Note: Before the Helm chart can use the operator, you need to manually install all of the Kubernetes Custom Resource Definitions (CRDs) from the Grafana Agent operator YAML files.

It’s best to use the Grafana Agent operator for metrics and logs collection. However, if you prefer not to use it or you already have an existing Grafana Agent that you want to use, see Collect metrics and logs via Grafana Agent documentation in Grafana Mimir version 2.5.0.

  1. Store credentials in a Secret:

    If Prometheus and Loki are running without authentication, then you scan skip this section. Metamonitoring supports multiple ways of authentication for metrics and logs. If you are using a secret such as an API key to authenticate with Prometheus or Loki, then you need to create a Kubernetes Secret with that secret.

    This is an example Kubernetes Secret:

    yaml
    apiVersion: v1
    kind: Secret
    metadata:
      name: metamonitoring-credentials
    data:
      prometheus-api-key: FAKEACCESSKEY
      loki-api-key: FAKESECRETKEY

    For information about how to create a Kubernetes Secret, see Creating a Secret.

  2. Configure Helm chart values:

    Merge the following YAML configuration into your Helm values file, and replace the values for url, username, passwordSecretName , and passwordSecretKey with the details of the Prometheus and Loki clusters, and the Secret that you created. If your Prometheus and Loki servers are running without authentication, then remove the auth blocks from the YAML below.

    If you already have the Agent operator installed in your Kubernetes cluster, then set installOperator: false.

    yaml
    metaMonitoring:
      serviceMonitor:
        enabled: true
      grafanaAgent:
        enabled: true
        installOperator: true
    
        logs:
          remote:
            url: "https://example.com/loki/api/v1/push"
            auth:
              username: "12345"
              passwordSecretName: "metamonitoring-credentials"
              passwordSecretKey: "loki-api-key"
    
        metrics:
          remote:
            url: "https://example.com/api/v1/push"
            auth:
              username: "54321"
              passwordSecretName: "metamonitoring-credentials"
              passwordSecretKey: "prometheus-api-key"
    
          scrapeK8s:
            enabled: true
            kubeStateMetrics:
              namespace: kube-system
              labelSelectors:
                app.kubernetes.io/name: kube-state-metrics

Send metrics back into Mimir or GEM

You can also send the metrics that you collected (metamonitoring metrics) back into Mimir or GEM itself rather than sending them elsewhere.

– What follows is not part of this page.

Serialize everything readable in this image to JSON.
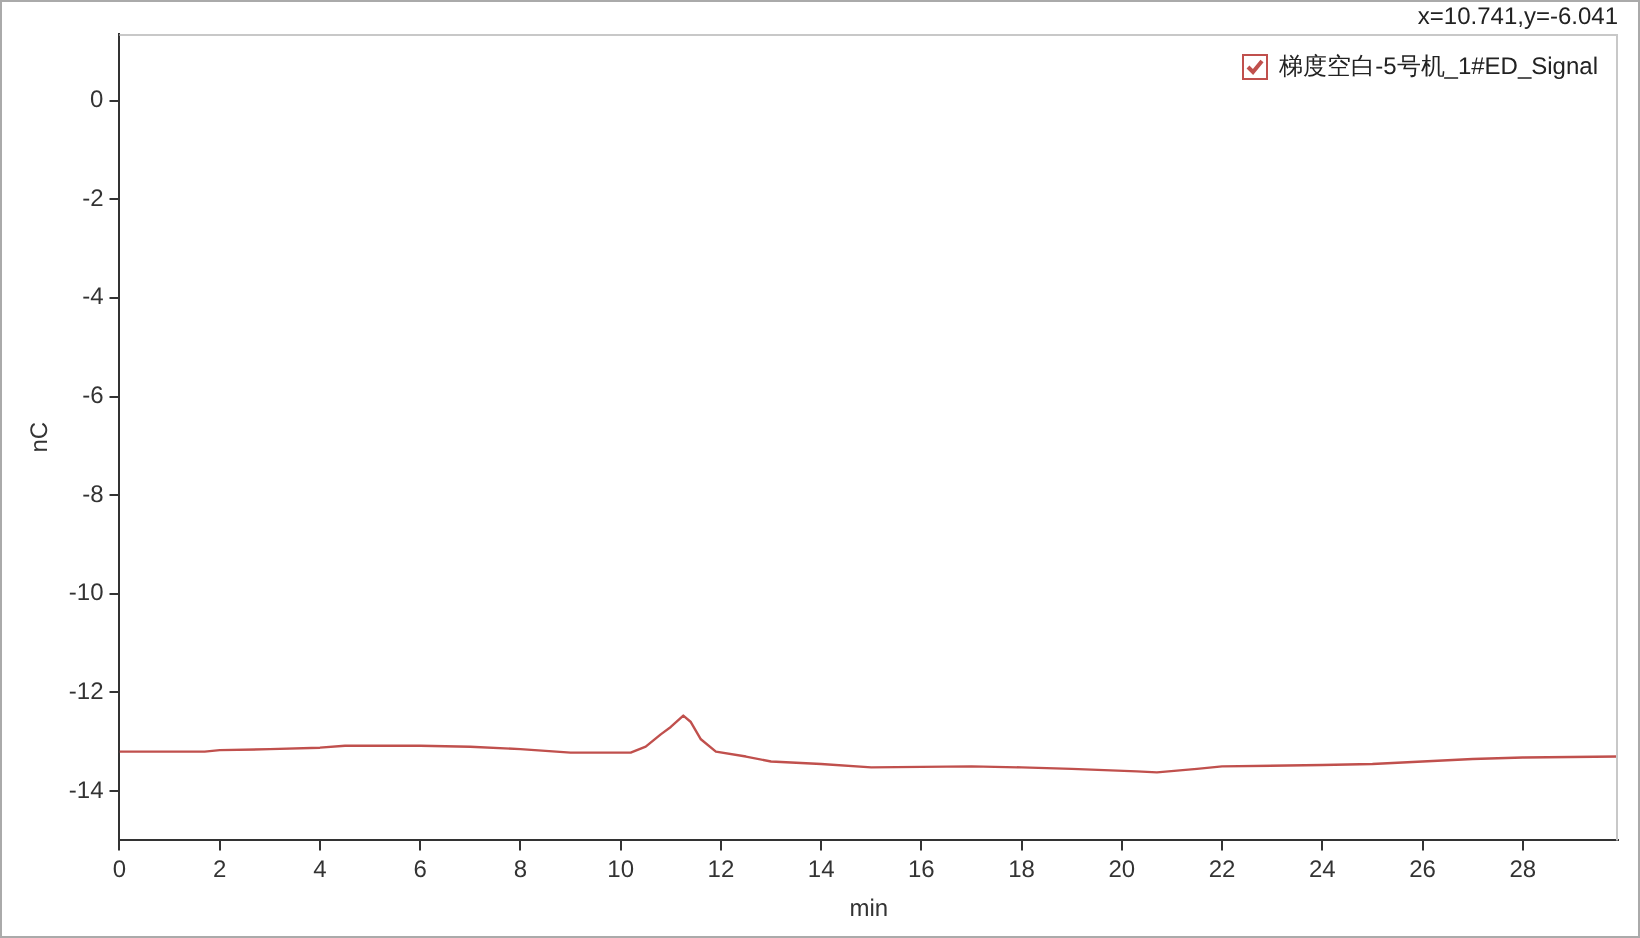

When you leave the metamonitoring.grafanaAgent.metrics.remote.url field empty, then the chart automatically fills in the address of the GEM gateway Service or the Mimir NGINX Service.

If you have deployed Mimir, and metamonitoring.grafanaAgent.metrics.remote.url is not set, then the metamonitoring metrics are be sent to the Mimir cluster. You can query these metrics using the HTTP header X-Scope-OrgID: metamonitoring

If you have deployed GEM, then there are two alternatives:

  • If are using the trust authentication type (mimir.structuredConfig.auth.type=trust), then the same instructions apply as for Mimir.

  • If you are using the enterprise authentication type (mimir.structuredConfig.auth.type=enterprise, which is also the default when enterprise.enabled=true), then you also need to provide a Secret with the authentication token for the tenant.The token should be to an access policy with metrics:write scope. Assuming you are using the GEM authentication model, the Helm chart values should look like the following example.

yaml
metaMonitoring:
  serviceMonitor:
    enabled: true
  grafanaAgent:
    enabled: true
    installOperator: true

    metrics:
      remote:
        auth:
          username: metamonitoring
          passwordSecretName: gem-tokens
          passwordSecretKey: metamonitoring

Monitor without the Helm chart

To monitor the health of your system without using the Helm chart, see Collect metrics and logs without the Helm chart.